You have 45 minutes to figure out how to escape or you're going to prison.
The pressure is on as you check out combinations to locks and search for clues. The bright red timer in the corner ticks down, and with each wrong move, you may sound an alarm. But you're a computer hacker, or at least that's the character you're playing. You got this.
That sums up the game, but this is no ordinary escape room.
It is a converted school bus — still yellow, still looking in every way on the outside like the student transportation it once was, save for a not-too-large sign that reads Escape Bus.
Longtime friends and gamers Jonathan Katz and Tyler Russell, along with engineer Scott Fregoso, created the Escape Bus — what they consider Orange County's first mobile escape room — earlier this year.
Over the past few years, escape rooms have popped up all around the world, giving participants the chance, within a set amount of time, to solve puzzles and mysteries that can lead to them figuring out how to get out of a locked space.
After Katz and Russell went through escape rooms a few years ago in Budapest, Hungary — which Katz considered "the unspoken capital" of the games — they decided to create one of their own.
But rents in Orange County proved too high for rooms that were too small.
The answer came in the form of the 30-foot Blue Bird, which Russell found on eBay.
He and his father drove the bus from North Carolina, finally arriving with it in California earlier this month.
Though on the outside the bus still looks like a typical Blue Bird, the inside was gutted and converted to look like a maximum-security transport with computer systems, lockers and doors. It cost the creators about $30,000 for the bus and conversion.
Because the bus is operable — although it's not in motion while players are in the game — it is ideal to be driven around to corporate events and parties in various cities, the partners say.
But Russell, who founded the nonprofit radio station KX 93.5 in Laguna Beach and broadcasts a live radio show, during which he gives participants a clue at one point in the game, said that while the bus provides a unique touch, it also poses challenges.

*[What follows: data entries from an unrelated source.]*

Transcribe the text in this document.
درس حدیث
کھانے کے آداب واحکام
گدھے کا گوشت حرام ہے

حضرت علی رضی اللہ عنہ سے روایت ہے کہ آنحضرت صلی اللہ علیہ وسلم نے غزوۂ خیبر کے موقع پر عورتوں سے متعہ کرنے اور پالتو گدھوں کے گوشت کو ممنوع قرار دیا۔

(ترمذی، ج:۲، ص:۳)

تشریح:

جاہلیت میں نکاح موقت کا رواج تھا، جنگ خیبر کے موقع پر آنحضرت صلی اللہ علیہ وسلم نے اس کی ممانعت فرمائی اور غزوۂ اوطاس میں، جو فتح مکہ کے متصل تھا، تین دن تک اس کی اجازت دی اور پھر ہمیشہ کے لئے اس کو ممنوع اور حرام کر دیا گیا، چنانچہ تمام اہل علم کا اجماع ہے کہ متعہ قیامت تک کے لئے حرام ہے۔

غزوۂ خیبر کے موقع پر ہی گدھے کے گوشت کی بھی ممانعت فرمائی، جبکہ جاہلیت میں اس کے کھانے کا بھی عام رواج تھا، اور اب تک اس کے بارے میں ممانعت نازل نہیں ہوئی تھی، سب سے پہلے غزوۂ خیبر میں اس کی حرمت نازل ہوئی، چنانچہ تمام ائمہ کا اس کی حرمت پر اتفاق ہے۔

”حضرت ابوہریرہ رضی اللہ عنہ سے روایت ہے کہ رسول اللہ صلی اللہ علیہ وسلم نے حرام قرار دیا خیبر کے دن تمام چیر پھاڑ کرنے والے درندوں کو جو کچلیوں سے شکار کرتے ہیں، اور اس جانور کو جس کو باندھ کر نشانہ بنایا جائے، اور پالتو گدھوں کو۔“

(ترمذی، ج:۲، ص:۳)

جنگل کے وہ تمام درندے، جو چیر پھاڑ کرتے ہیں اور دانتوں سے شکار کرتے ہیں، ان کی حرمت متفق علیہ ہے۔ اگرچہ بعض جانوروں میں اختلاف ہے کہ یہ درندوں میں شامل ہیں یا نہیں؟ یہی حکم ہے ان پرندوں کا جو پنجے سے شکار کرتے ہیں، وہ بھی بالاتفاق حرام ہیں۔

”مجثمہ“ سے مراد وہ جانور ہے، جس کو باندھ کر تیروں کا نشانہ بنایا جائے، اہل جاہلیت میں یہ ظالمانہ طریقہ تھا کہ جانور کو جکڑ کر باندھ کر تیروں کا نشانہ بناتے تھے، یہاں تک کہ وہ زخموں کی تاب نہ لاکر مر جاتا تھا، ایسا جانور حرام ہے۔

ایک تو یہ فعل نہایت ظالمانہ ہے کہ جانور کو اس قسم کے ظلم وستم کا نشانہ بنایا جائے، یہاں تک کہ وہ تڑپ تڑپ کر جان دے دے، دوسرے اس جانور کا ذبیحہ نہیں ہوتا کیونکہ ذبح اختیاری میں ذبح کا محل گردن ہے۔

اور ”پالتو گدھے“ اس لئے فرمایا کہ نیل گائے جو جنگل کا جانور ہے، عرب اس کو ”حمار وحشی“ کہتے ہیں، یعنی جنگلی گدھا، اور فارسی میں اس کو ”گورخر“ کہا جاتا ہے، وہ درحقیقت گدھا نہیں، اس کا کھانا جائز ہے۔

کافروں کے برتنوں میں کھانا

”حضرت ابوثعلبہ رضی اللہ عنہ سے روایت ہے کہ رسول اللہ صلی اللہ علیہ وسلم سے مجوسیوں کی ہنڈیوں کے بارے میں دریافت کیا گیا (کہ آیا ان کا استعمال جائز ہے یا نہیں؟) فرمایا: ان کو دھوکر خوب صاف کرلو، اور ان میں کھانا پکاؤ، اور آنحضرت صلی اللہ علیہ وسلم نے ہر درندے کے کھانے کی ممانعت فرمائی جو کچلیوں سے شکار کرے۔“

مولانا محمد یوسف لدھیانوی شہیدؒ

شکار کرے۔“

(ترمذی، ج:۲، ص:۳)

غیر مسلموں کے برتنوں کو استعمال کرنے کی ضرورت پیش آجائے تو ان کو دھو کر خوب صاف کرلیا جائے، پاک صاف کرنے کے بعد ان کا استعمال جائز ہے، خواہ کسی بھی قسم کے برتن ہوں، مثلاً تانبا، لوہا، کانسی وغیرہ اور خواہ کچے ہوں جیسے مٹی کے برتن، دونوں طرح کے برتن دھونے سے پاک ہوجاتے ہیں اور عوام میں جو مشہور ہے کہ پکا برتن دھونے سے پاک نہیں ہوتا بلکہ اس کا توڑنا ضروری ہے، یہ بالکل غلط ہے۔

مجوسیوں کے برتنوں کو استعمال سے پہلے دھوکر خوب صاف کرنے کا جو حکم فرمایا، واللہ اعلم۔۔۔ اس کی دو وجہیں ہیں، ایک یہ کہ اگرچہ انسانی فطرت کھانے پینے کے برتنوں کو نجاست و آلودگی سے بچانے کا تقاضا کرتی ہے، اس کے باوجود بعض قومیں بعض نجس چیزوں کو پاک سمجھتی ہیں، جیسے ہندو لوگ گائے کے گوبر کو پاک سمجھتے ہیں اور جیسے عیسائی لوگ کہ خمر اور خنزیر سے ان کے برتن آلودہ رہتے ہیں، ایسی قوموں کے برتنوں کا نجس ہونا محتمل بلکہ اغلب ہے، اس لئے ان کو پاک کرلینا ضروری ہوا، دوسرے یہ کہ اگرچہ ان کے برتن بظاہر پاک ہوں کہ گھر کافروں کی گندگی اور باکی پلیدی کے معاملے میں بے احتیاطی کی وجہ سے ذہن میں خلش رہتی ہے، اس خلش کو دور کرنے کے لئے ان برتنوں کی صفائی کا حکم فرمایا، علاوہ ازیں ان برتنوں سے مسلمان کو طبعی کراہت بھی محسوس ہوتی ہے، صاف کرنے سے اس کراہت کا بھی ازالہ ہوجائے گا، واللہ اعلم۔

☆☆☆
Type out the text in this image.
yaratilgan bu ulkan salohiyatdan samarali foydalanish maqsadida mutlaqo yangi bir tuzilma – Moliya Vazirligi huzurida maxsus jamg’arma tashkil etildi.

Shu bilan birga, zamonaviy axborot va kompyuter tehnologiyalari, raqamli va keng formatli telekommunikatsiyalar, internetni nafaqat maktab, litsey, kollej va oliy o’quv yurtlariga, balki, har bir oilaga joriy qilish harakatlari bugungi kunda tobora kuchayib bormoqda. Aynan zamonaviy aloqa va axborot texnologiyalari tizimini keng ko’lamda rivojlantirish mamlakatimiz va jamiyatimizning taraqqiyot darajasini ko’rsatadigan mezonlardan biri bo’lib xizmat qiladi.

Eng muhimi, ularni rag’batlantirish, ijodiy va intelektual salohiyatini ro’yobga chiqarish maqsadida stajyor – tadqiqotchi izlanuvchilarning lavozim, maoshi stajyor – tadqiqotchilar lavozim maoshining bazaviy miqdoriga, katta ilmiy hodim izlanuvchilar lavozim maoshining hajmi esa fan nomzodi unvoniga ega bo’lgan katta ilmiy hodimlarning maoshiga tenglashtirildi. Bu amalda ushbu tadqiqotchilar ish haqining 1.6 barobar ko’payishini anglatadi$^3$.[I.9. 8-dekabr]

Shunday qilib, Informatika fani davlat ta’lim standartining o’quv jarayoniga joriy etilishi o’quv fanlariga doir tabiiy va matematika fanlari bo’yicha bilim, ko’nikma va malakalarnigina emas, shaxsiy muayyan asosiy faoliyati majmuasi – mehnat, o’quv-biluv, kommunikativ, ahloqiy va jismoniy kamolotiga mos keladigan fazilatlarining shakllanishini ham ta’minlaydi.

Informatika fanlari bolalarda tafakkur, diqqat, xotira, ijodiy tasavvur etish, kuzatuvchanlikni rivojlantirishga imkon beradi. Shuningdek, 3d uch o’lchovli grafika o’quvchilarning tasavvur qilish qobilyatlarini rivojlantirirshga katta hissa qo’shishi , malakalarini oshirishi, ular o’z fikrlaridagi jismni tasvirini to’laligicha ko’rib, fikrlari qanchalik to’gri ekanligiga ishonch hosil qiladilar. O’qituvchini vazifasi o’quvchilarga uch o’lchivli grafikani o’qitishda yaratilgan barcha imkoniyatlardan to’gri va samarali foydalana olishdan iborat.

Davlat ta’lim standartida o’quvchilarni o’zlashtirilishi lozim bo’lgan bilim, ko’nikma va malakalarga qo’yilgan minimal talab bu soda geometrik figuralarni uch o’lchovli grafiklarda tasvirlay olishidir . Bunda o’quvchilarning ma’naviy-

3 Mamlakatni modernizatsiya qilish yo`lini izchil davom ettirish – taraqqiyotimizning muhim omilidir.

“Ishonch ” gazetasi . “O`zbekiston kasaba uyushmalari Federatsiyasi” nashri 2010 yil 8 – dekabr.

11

"First of all, the electricity," he noted. "This is all run off 12-volt power, which is the bus' battery, so we have to be able to power everything that you'd normally put in a normal space on a bus battery. It's pretty difficult to power some of the things we had in there with that. If something breaks or a wire gets loose in transport, that could change everything."
In developing the escape game details, the three came up with a concept they call Firewall: two to six "computer hackers" are being taken to jail in a maximum-security transport, and they have 45 minutes to break out or live the rest of their days in a tiny cell.
They must find secret ways to open doors, solve math equations, figure out combinations for lockers and ultimately not be seen by their jailers. One clue leads to another in this semi-linear game.
"We thought, 'We have a bus. What kind of story can we tell, and how can we make the mobile aspect of it play out?'" said Katz, 28, of Santa Monica. "We wanted the story to feel like it made sense to be on a bus."
Russell, 27, who lives in Laguna Beach, said the trio plans on switching up the theme every year so the concept doesn't become predictable or familiar for people who had gone through it before.
While multiple escape rooms have popped up in Orange County over the last few years — including Square Room Escape in Irvine and Exodus Escape Room in Anaheim — the only other mobile escape room in the area is in Los Angeles, Russell said.
People can find out where the bus is at any given time at theescapebus.com. The founders said they plan on taking the bus around Orange County and Los Angeles to start.
The Escape Bus is recommended for two to six players above age 12. The cost is $29 or $33 per person, depending on the size of the group.
While the men wanted to make their game challenging, including a twist ending not seen in other escape rooms, their ultimate goal is for participants to find their way out.
"It's really rewarding to see people accomplish something that you manifested in your own mind," said Katz, who works for streaming service
Russell thinks of escape rooms in general as a way for people to move away from the digital world of today.
"I think in today's society — a world where you're always on Facebook, always on your phone and always staring at a screen — people are longing for something tangible where they can put away their phone for 45 minutes," he said.
"I think people haven't done anything experiential in a long time, and when they do this, they appreciate talking to people and working with real objects again."